Zur Handlung: Während eine Kindergartengruppe den Teilchenbeschleuniger des CERN besichtigt, um ihr Physikwissen aufzupolieren, erzeugt man mit demselben ein schwarzes Loch, welches alle Katastrophen, die man sich nur wünschen kann auf die Menschheit hereinregnen lässt. Während die NATO die Gelegenheit nutzen und die Schweiz atomar auslöschen will, liegt es an unserem Erlöser Hannes Jaenicke, einen Laptop zu finden, mit dem man den Beschleuniger aus komplizierten Gründen abschalten kann.
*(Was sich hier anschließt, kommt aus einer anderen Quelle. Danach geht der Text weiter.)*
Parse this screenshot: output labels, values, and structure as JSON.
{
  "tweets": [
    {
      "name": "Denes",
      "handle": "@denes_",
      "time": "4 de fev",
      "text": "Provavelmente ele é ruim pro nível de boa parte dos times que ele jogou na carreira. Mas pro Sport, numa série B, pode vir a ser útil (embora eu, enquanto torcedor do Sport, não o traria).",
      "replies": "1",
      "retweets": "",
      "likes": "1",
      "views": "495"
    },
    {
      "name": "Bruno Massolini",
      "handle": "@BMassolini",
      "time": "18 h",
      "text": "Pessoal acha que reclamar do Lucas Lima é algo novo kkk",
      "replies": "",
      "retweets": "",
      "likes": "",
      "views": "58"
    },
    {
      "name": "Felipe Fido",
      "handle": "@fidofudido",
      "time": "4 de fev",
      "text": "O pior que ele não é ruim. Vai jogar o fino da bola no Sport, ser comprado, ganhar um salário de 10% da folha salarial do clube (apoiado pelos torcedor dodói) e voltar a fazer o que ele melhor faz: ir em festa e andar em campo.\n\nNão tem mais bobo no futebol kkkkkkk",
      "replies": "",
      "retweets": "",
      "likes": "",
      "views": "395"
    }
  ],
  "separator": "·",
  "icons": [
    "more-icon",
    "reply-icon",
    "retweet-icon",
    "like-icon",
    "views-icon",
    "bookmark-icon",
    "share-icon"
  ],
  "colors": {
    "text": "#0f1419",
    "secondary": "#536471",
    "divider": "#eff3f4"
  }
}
Keine außergewöhnlich neue Handlung, kein außergewöhnlich neuer Aufbau. In diversen Handlungssträngen um so originelle neue Konflikte, wie kleinkriminelle Jugendliche und Bauernhoferben, die lieber in die Stadt ziehen wollen lernen wir eine breite Riege von Figuren kennen (meist mit bekannten Schauspielern besetzt), die alle durch die große Katastrophe miteinander verbunden werden. Dabei gibt es Katastrophenfilmlogik, welche unseren Helden die Explosion seines Hubschraubers unerklärt überleben lassen, Leute, die in der Not über sich hinauswachsen, sowie pathetische Reden des Kanzlers Heiner Lauterbach.
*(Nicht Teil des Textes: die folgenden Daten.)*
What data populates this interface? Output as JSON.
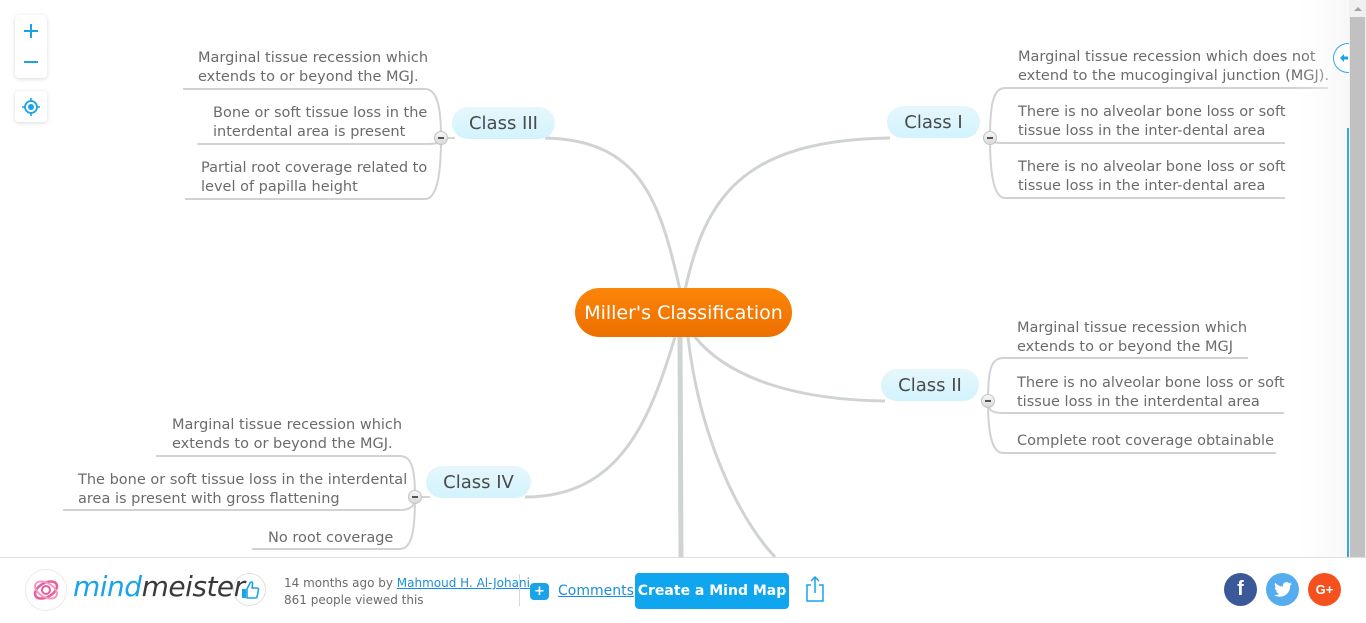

Die meisten Dramen sind dabei recht krampfhaft erzwungen und die meisten Figuren unsympathisch, Dreistigkeitsrekorde stellt man aber auf, indem man Jaenickes Charakter gleich doppelt persönlich involviert: Seine Freundin (Yvonne Catterfield) und seine Tochter sind im CERN, seine Ex (die hübsch kurzhaarige Christiane Paul) als Beraterin im Kanzleramt. Da sind viele Dämlichkeiten, die aufzuzählen mir jetzt die Lust fehlt. Stellvertretend sei nur erwähnt, dass die gefährlichen Gänge, durch das zerstörte Forschungszentrum, bei dem mit aller Kraft dem Sog des schwarzen Loches widerstanden werden muss, von besagten Damen und nicht etwa den hier kundigen Wissenschaftlern erledigt werden. Auch die Abschaltung im Showdown legt man lieber in die Hände der Expertin von außen, statt der Leute, die hier täglich arbeiten. Ob ausgerechnet ein Bergwerk der beste Zufluchtsort vor einem Erdbeben ist, weiß ich auch nicht und ohne Kenntnis militärischer Strukturen, bezweifle ich doch, dass ein kleiner Offizier der Schweizer Armee eigenmächtig einen Atomschlag der NATO abbrechen kann.
Das alles ist dumm, aber insbesondere angesichts der wirklich gelungenen Spezialeffekten in den zwar etwas seltenen, aber sehr ansehnlichen Zerstörungsorgien des Films verzeihbar.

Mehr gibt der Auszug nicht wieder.